И появляется кружка, пахнущий пекарней белый хлеб, рыжая стерлядка в газете, и тепло из желудка расходится по всему телу, перерастая в ощущение ровной и долгожданной свободы. Вот дрогнули в глазах и окрепли с новой силой и прелестью кастрюлька с инструментами, коренастая фигура напарника, рыжая лиственница на берегу, и уже получили собаки по шершавой стерляжьей шкурке, и далеко по синей воде угоняет ветер кораблик скомканной газеты.

Ехать долго. Заночуешь где-нибудь у Ганькина порога. Утром встанешь, выйдешь из избушки: падает лист с березки, свистит рябчик. С угора как на ладони виден порог в черных точках камней. Река большая, вид у нее пустынный из-за широких паберег, покрытых жухлой заиндевелой травой. С каждым поворотом сильнее уклон. Дно видно почти везде – вода очень прозрачная. В зависимости от глубины она имеет разный цвет. По широким мелким перекатам она течет крученой дымчатой пленкой, под порогами бродит по кругу черным стеклом. Поверхность глубокого плеса даже в пасмурный день зеркальная, но, свесившись за борт, сквозь зыбкий иллюминатор своего отражения увидишь в зеленой мгле плиту с трещиной и яркий обломок березы. Помню, поставили мы сеть в одиннадцатиметровой яме, в тени одного скалистого закутка, и, подъехав проверить, были поражены зрелищем: далеко внизу, чудно искаженные зеленоватой водой, под круглыми, как монеты, берестяными поплавками, висел десяток в гамачном оцепенении замерших щучар. Погода нас продолжала баловать. По утрам на галечные косы вылетали глухари и, неподвижно выгнув шеи, следили за приближающимися лодками. Встречались стаи уже торопящихся на юг уток: крохалей и гоголей. Образовавшийся за семь сезонов охоты Толян называл глухарей петрашевцами, а гоголей – Николаями Васильевичами.

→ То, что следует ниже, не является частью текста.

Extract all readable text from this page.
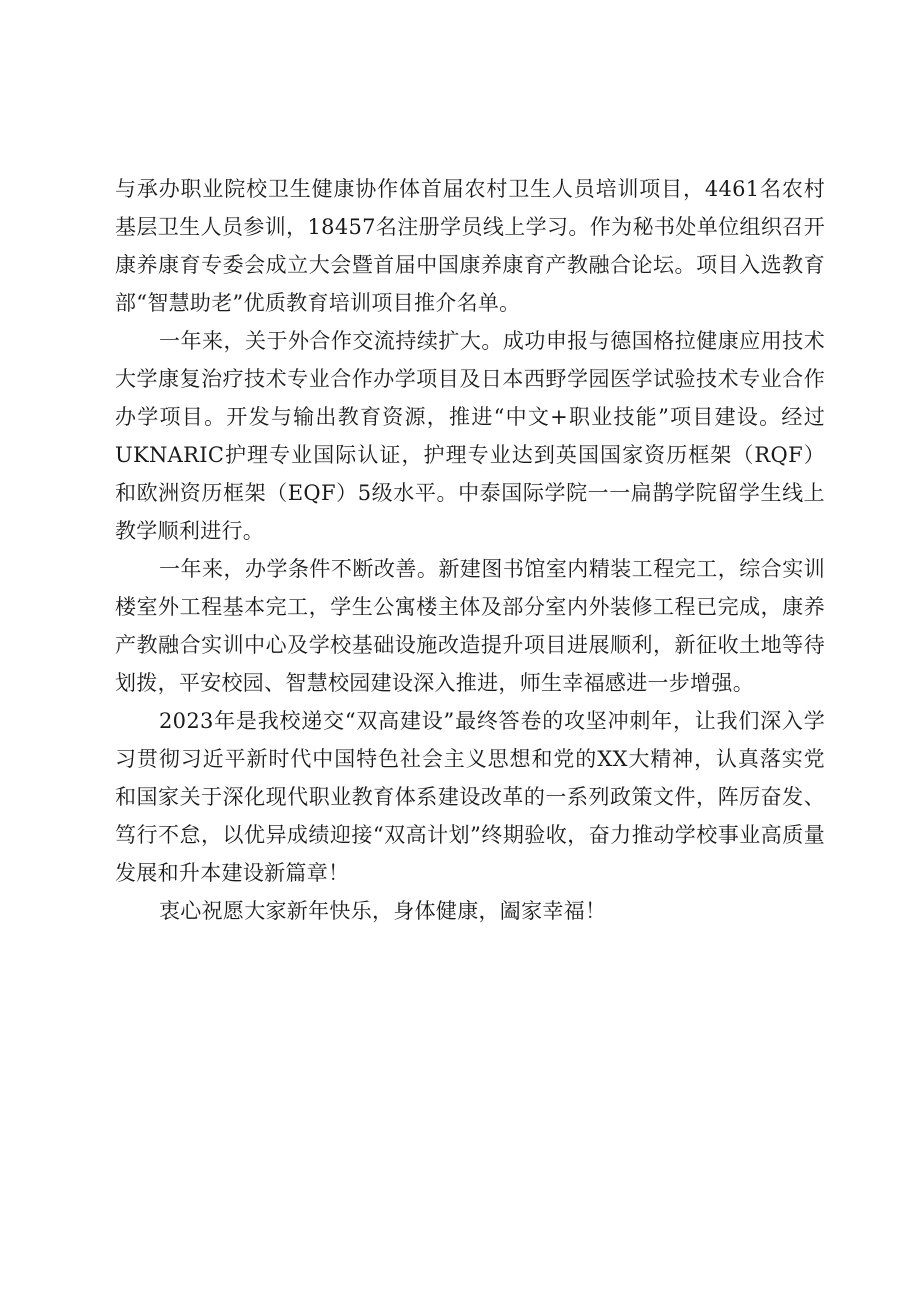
与承办职业院校卫生健康协作体首届农村卫生人员培训项目，4461名农村基层卫生人员参训，18457名注册学员线上学习。作为秘书处单位组织召开康养康育专委会成立大会暨首届中国康养康育产教融合论坛。项目入选教育部“智慧助老”优质教育培训项目推介名单。

一年来，关于外合作交流持续扩大。成功申报与德国格拉健康应用技术大学康复治疗技术专业合作办学项目及日本西野学园医学试验技术专业合作办学项目。开发与输出教育资源，推进“中文+职业技能”项目建设。经过UKNARIC护理专业国际认证，护理专业达到英国国家资历框架（RQF）和欧洲资历框架（EQF）5级水平。中泰国际学院一一扁鹊学院留学生线上教学顺利进行。

一年来，办学条件不断改善。新建图书馆室内精装工程完工，综合实训楼室外工程基本完工，学生公寓楼主体及部分室内外装修工程已完成，康养产教融合实训中心及学校基础设施改造提升项目进展顺利，新征收土地等待划拨，平安校园、智慧校园建设深入推进，师生幸福感进一步增强。

2023年是我校递交“双高建设”最终答卷的攻坚冲刺年，让我们深入学习贯彻习近平新时代中国特色社会主义思想和党的XX大精神，认真落实党和国家关于深化现代职业教育体系建设改革的一系列政策文件，阵厉奋发、笃行不怠，以优异成绩迎接“双高计划”终期验收，奋力推动学校事业高质量发展和升本建设新篇章！

衷心祝愿大家新年快乐，身体健康，阖家幸福！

Был хороший момент: Толян, пройдя или, как говорится, «подняв», шиверы (очень бурливое, хоть и глубокое, место с сильным течением), лихо сшиб налетевшего «Николая Васильевича», а я, идя сзади, так же лихо поймал его почти в сливе, едва не зацепив мотором мрачный камень с развевающейся зеленой бородой.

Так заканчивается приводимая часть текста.